Oct 18, 2005 09:11
Today, I played a song from an old CD, that always brought up memories for me.
The feelings aren't there anymore. Time has passed. For like ten or so years, I'd listen to this music and recall the feelings that it brought up in me.
I have the feeling of being past something huge right now. I just wanted to share that.
I no longer cry out internally, of course if I ask if that makes sense, someone would say "Of course not, muse, do you ever make sense"
and part of me understands that ...
But.. for once, I don't feel that burning yearning.. thing. I feel like I've said and gotten out of me what I needed to get out.
i used to constantly feel that I couldn't get enough of my grief, anger, shame, sadness, etc. out of me.
This song that I listen to, reminds me so much of what it was like to lose my self, my soul, my personality everything. Everytime I'd listen to it, it was like I was right there back there and could easily be in it again. Like I was still in it.
Some part of my soul has come back to me somehow. I listen to that song with a feeling that whatever it used to illicit from me, is past. Its in the past.
What a wonderful day. What a wonderful life I'm going to have from here on out. Nobody and I mean nobody could be more grateful just to be here right now, alive. I still have my body, I didn't die when I tried to kill myself and I finally feel that my personal vibration is back in me.

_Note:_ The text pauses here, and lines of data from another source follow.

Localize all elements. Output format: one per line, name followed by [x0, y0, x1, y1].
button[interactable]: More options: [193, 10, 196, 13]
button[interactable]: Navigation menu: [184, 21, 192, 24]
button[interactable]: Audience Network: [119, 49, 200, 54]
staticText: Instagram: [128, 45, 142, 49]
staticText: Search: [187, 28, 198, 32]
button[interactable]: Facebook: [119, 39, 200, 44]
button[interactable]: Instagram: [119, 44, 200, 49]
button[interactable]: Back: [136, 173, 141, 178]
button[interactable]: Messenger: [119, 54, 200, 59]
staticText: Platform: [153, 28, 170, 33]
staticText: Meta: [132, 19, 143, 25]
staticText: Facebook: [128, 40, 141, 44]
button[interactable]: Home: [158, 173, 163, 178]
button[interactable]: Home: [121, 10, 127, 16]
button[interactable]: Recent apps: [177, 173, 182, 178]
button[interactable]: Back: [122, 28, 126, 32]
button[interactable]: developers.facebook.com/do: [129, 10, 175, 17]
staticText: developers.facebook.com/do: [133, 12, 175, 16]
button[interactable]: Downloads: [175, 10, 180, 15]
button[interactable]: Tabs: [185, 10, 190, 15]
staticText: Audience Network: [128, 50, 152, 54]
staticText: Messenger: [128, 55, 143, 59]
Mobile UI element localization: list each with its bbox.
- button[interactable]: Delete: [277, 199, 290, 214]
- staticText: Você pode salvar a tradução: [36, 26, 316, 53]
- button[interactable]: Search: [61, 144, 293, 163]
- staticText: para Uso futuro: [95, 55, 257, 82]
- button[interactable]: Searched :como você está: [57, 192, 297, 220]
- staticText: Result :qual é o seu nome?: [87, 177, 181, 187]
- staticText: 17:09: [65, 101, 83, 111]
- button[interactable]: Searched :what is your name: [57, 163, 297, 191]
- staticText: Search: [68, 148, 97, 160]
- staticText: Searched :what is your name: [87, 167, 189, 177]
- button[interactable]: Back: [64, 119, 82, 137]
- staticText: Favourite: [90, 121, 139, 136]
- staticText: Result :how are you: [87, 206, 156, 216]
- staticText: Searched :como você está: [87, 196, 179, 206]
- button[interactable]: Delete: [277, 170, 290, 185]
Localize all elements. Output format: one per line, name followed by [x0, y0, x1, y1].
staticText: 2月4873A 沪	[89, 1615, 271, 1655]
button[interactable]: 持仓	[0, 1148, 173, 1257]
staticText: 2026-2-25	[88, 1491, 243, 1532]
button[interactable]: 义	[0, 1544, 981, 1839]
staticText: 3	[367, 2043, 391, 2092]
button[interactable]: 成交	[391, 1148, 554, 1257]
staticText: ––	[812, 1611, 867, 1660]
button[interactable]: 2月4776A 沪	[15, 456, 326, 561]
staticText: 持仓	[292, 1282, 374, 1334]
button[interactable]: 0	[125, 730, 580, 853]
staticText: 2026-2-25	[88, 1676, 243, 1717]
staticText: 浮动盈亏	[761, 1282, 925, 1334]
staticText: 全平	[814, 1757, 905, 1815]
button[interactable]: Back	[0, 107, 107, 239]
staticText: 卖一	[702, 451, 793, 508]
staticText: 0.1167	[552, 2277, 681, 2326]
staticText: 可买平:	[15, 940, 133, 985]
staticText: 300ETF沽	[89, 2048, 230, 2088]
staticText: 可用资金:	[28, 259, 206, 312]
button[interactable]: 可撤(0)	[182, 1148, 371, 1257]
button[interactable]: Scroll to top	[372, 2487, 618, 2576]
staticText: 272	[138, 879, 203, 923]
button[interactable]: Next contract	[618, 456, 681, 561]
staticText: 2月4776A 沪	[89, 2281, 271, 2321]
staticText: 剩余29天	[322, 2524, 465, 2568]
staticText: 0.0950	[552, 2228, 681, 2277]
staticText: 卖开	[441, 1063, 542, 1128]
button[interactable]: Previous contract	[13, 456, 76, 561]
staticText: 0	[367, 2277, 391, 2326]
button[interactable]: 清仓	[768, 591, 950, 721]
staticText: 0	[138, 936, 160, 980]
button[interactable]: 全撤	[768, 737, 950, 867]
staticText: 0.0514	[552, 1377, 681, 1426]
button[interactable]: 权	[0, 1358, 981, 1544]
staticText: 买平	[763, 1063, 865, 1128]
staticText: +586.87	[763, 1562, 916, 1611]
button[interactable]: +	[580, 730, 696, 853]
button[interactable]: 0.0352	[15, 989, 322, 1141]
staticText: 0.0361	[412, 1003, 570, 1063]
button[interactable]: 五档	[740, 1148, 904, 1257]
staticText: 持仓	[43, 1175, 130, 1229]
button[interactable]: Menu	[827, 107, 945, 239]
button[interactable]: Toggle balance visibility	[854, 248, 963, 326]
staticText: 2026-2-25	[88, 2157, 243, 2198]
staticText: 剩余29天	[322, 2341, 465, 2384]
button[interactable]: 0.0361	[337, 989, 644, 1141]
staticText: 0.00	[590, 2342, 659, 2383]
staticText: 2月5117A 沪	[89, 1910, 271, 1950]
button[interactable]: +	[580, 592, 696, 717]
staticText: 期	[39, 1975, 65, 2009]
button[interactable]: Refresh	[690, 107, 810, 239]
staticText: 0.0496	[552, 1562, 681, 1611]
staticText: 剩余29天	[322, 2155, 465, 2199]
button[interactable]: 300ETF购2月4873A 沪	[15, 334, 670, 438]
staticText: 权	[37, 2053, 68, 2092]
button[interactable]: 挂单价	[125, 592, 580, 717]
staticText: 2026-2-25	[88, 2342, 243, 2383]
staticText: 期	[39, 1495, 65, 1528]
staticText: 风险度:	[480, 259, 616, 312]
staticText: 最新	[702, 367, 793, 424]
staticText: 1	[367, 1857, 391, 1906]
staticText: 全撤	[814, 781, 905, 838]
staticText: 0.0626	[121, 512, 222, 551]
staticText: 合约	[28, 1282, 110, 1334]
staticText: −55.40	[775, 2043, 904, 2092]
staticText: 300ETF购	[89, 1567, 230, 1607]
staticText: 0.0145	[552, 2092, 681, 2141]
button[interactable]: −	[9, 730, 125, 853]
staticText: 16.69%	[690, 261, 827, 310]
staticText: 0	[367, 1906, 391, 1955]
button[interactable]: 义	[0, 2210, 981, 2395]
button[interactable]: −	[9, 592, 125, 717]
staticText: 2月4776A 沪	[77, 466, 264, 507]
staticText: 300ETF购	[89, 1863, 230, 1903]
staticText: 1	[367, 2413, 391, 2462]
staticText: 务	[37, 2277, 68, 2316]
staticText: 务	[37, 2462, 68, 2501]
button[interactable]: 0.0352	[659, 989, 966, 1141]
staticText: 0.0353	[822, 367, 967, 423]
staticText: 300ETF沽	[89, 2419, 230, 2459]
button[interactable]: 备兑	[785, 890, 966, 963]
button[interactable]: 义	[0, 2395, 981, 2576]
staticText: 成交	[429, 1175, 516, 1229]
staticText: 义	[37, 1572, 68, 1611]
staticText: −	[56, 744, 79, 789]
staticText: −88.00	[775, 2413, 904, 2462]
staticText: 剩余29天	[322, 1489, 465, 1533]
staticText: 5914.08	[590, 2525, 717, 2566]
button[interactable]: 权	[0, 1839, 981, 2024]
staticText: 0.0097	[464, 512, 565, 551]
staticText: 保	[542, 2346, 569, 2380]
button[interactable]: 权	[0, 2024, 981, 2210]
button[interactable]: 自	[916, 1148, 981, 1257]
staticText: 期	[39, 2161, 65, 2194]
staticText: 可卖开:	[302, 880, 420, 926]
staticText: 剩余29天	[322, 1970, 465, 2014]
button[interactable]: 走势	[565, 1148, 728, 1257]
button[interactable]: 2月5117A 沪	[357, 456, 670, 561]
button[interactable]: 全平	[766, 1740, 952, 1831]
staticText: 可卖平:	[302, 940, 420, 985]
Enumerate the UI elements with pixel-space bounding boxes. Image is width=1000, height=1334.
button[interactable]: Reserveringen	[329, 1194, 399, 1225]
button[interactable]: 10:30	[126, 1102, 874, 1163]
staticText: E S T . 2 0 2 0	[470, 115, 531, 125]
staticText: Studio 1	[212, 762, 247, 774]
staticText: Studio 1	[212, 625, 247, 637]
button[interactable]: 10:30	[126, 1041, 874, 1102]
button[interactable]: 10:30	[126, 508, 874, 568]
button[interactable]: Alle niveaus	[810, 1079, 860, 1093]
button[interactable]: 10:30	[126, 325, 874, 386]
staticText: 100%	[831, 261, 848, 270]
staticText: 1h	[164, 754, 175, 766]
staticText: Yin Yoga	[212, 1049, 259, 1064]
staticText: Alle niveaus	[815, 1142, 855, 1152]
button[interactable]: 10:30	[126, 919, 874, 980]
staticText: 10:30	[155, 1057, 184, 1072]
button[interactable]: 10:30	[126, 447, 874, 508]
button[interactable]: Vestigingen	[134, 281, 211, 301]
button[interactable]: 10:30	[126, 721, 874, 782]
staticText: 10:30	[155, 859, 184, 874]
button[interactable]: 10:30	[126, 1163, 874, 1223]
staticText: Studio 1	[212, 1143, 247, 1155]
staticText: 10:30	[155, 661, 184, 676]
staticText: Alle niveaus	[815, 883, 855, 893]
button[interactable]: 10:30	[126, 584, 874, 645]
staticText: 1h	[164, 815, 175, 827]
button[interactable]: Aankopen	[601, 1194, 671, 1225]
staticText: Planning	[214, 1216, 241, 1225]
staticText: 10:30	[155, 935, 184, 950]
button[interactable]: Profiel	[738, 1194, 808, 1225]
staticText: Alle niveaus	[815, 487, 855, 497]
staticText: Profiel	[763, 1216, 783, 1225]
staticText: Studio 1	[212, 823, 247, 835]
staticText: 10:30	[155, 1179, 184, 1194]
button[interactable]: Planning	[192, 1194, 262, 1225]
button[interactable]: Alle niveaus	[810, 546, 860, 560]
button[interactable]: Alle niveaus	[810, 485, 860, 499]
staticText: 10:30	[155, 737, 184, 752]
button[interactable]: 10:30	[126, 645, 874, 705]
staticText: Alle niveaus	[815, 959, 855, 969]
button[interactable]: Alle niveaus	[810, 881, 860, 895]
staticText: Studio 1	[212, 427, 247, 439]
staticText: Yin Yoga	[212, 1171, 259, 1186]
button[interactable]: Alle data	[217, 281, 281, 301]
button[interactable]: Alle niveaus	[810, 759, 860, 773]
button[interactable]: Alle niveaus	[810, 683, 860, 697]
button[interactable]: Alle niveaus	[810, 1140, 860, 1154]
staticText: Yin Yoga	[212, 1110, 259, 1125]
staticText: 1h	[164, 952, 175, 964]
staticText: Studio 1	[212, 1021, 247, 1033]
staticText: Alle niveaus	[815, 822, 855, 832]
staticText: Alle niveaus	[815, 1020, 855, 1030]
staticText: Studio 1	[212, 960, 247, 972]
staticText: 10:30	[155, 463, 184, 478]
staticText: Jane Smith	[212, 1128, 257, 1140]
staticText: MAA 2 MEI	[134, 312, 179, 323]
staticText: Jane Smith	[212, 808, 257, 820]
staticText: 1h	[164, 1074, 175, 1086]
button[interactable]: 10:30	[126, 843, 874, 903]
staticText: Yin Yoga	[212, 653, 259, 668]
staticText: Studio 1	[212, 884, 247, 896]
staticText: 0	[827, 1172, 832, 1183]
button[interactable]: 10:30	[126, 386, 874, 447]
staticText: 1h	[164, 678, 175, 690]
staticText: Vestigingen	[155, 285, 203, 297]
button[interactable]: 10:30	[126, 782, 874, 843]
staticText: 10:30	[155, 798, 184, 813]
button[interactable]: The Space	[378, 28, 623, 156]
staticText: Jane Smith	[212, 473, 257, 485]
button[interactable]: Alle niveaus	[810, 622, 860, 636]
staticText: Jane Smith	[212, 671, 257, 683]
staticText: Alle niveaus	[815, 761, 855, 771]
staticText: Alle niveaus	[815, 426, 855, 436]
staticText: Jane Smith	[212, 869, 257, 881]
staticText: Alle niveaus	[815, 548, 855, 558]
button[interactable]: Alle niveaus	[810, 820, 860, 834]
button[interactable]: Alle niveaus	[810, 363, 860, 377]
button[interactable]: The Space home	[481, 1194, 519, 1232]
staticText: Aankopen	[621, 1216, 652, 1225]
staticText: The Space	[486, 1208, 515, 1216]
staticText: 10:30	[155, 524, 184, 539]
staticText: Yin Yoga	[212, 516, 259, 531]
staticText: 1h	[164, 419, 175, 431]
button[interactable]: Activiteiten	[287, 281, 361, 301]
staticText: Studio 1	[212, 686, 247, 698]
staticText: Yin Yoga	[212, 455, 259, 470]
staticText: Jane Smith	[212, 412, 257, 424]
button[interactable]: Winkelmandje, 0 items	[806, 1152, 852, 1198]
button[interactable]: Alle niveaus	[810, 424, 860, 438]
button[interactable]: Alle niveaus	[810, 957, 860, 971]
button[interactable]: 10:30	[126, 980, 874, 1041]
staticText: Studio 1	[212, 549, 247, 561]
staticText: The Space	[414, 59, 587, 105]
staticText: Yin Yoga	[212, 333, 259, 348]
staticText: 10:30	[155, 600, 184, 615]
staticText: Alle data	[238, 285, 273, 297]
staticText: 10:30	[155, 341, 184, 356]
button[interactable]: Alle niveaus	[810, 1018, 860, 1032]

Not out there. So whomever was using it, is going to have to come find me if they want more. I have a sensation of my own energy filling my soul and not the energy of what bothers me, what I need to do and what I've not done. Not of my regret but my hope for the future.
Not of what I'm worried about, but of the general collective feeling of waking and hearing the birds sing, the trucks go by and the feeling of the soft, warm covers on my back, and the soft mattress underneath me.
Atlas has dropped the world and it still spins on its own.